MICROBIAL CARBONATES: DIAGENESIS AND ITS EFFECTS ON THE PRESERVATION POTENTIAL OF PALEOCEAN REDOX PROXIES (Invited Presentation)

The bulk and in situ trace metal and isotope contents of microbial carbonates are thought useful proxies for interpreting ancient ocean redox conditions. Moreover, during major paleoenvironmental perturbations, these features might also be valuable for mapping redox disequilibrium conditions developed in the narrow zone between peritidal and shallow subtidal waters at the time diverse stromatolitic morphotypes formed. Early during their burial history, however, microbial carbonates may well dissolve partially or entirely, re-precipitate, replace other minerals, and ultimately mix and exchange their original trace elements with those present in diagenetically evolved pore water fluids, which are both in organic and inorganic equilibrium with decaying metal-reactive biofilms and metastable minerals, respectively. Furthermore, in marginal environments physicochemical shifts linked to water mixing could lead to the development of temporally and spatially restricted diagenetic fronts, which result in variable rates of microbially induced precipitation and dissolution of authigenic minerals. For instance, two early diagenetic processes also influenced by the activity of benthic microbes that occur in parallel to, or shortly after, the onset of carbonate precipitation are: (i) reduction of (hydr)oxides, and (ii) oxidation of pyrite.

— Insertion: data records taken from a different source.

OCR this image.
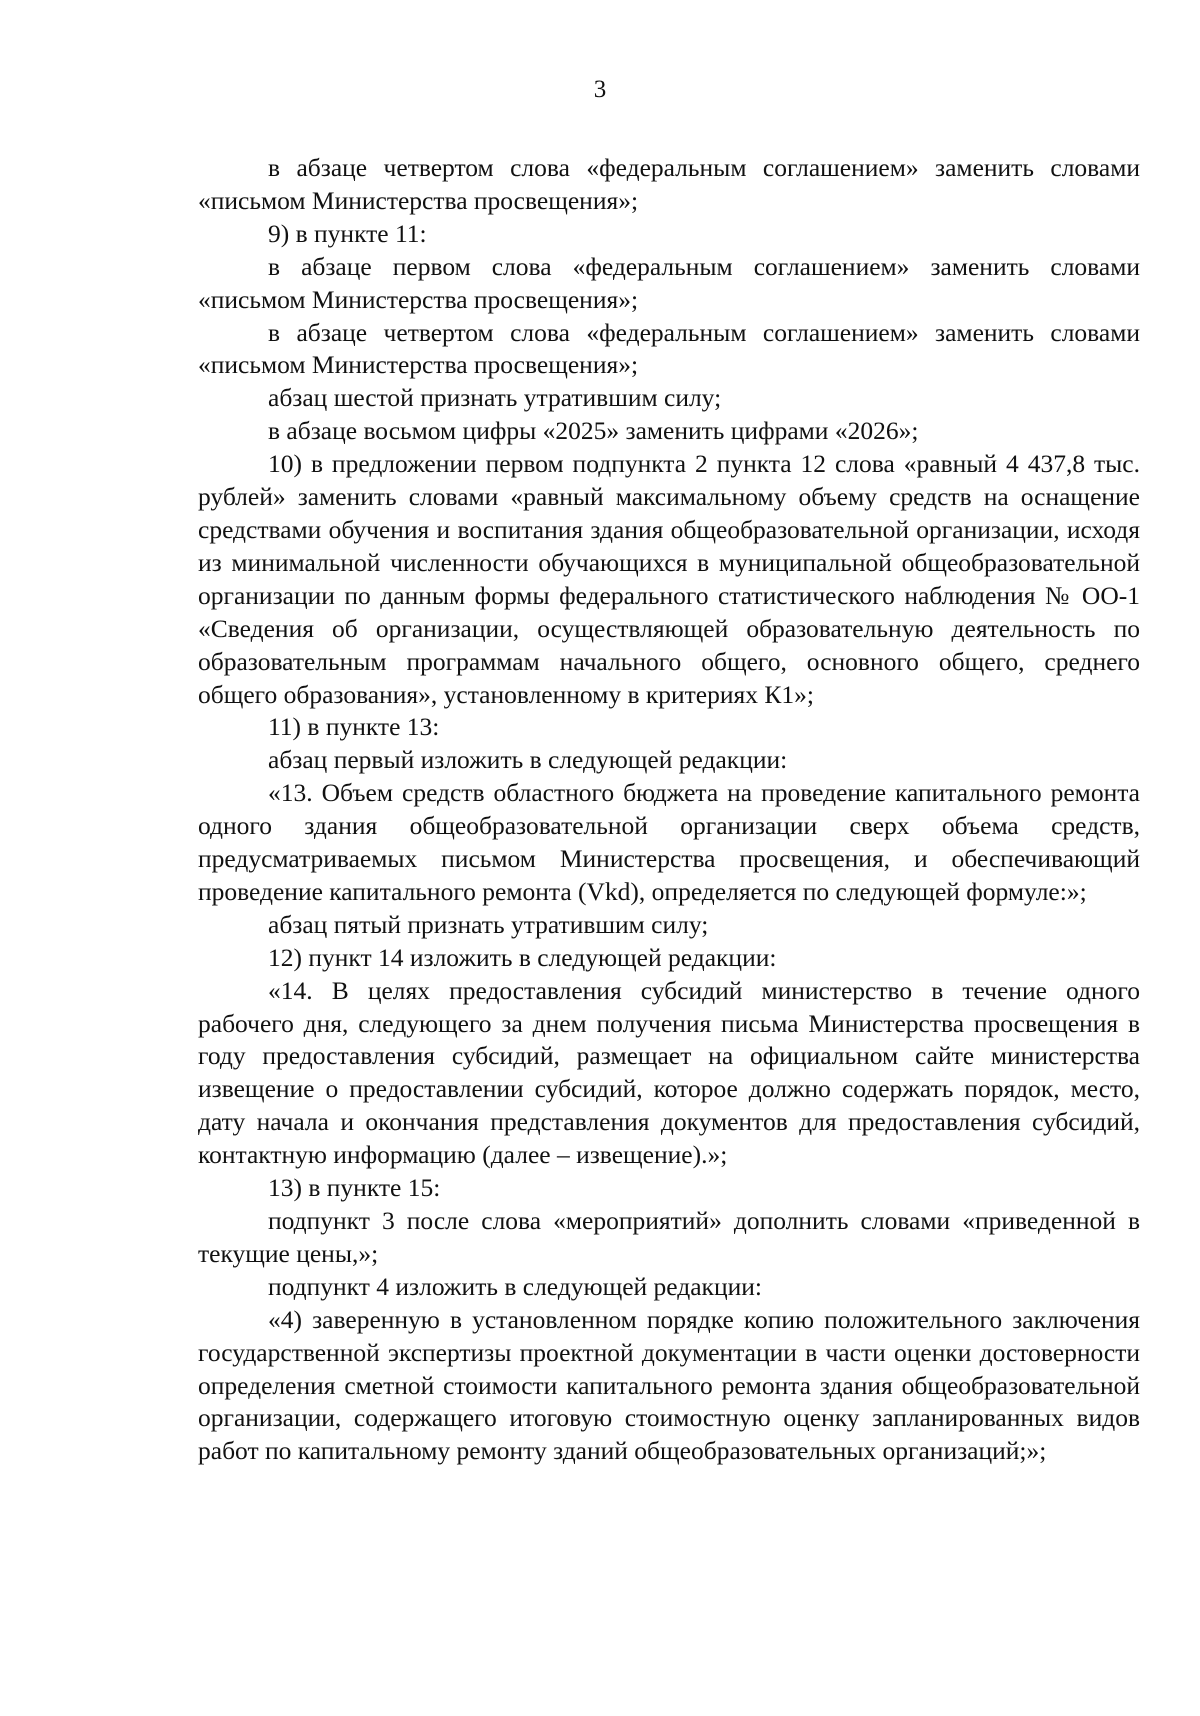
3

в абзаце четвертом слова «федеральным соглашением» заменить словами «письмом Министерства просвещения»;

9) в пункте 11:

в абзаце первом слова «федеральным соглашением» заменить словами «письмом Министерства просвещения»;

в абзаце четвертом слова «федеральным соглашением» заменить словами «письмом Министерства просвещения»;

абзац шестой признать утратившим силу;

в абзаце восьмом цифры «2025» заменить цифрами «2026»;

10) в предложении первом подпункта 2 пункта 12 слова «равный 4 437,8 тыс. рублей» заменить словами «равный максимальному объему средств на оснащение средствами обучения и воспитания здания общеобразовательной организации, исходя из минимальной численности обучающихся в муниципальной общеобразовательной организации по данным формы федерального статистического наблюдения № ОО-1 «Сведения об организации, осуществляющей образовательную деятельность по образовательным программам начального общего, основного общего, среднего общего образования», установленному в критериях К1»;

11) в пункте 13:

абзац первый изложить в следующей редакции:

«13. Объем средств областного бюджета на проведение капитального ремонта одного здания общеобразовательной организации сверх объема средств, предусматриваемых письмом Министерства просвещения, и обеспечивающий проведение капитального ремонта (Vkd), определяется по следующей формуле:»;

абзац пятый признать утратившим силу;

12) пункт 14 изложить в следующей редакции:

«14. В целях предоставления субсидий министерство в течение одного рабочего дня, следующего за днем получения письма Министерства просвещения в году предоставления субсидий, размещает на официальном сайте министерства извещение о предоставлении субсидий, которое должно содержать порядок, место, дату начала и окончания представления документов для предоставления субсидий, контактную информацию (далее – извещение).»;

13) в пункте 15:

подпункт 3 после слова «мероприятий» дополнить словами «приведенной в текущие цены,»;

подпункт 4 изложить в следующей редакции:

«4) заверенную в установленном порядке копию положительного заключения государственной экспертизы проектной документации в части оценки достоверности определения сметной стоимости капитального ремонта здания общеобразовательной организации, содержащего итоговую стоимостную оценку запланированных видов работ по капитальному ремонту зданий общеобразовательных организаций;»;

These reactions significantly alter the ionic composition of the precipitation milieu that could be partitioned in multiple directions of mineral equilibrium, all of them with the ability to exert an effect over the rates of co-precipitation of other metals with Ca and Mg onto multigenic carbonates. Because the microbial communities that influence such dissolution reactions also thrive well in shallow burial diagenetic environments, paleocean chemical interpretations based on microbial carbonates should be accompanied by careful textural/mineralogical evaluations and concentrate on exceptionally well-preserved primary phases. Nonetheless, the small crystal size of such early formed carbonate minerals represents an analytical challenge that can only be undertaken by applying emerging spatially resolved micro-focused methods, capable of interrogating early diagenetic, fine-crystalline carbonate phases.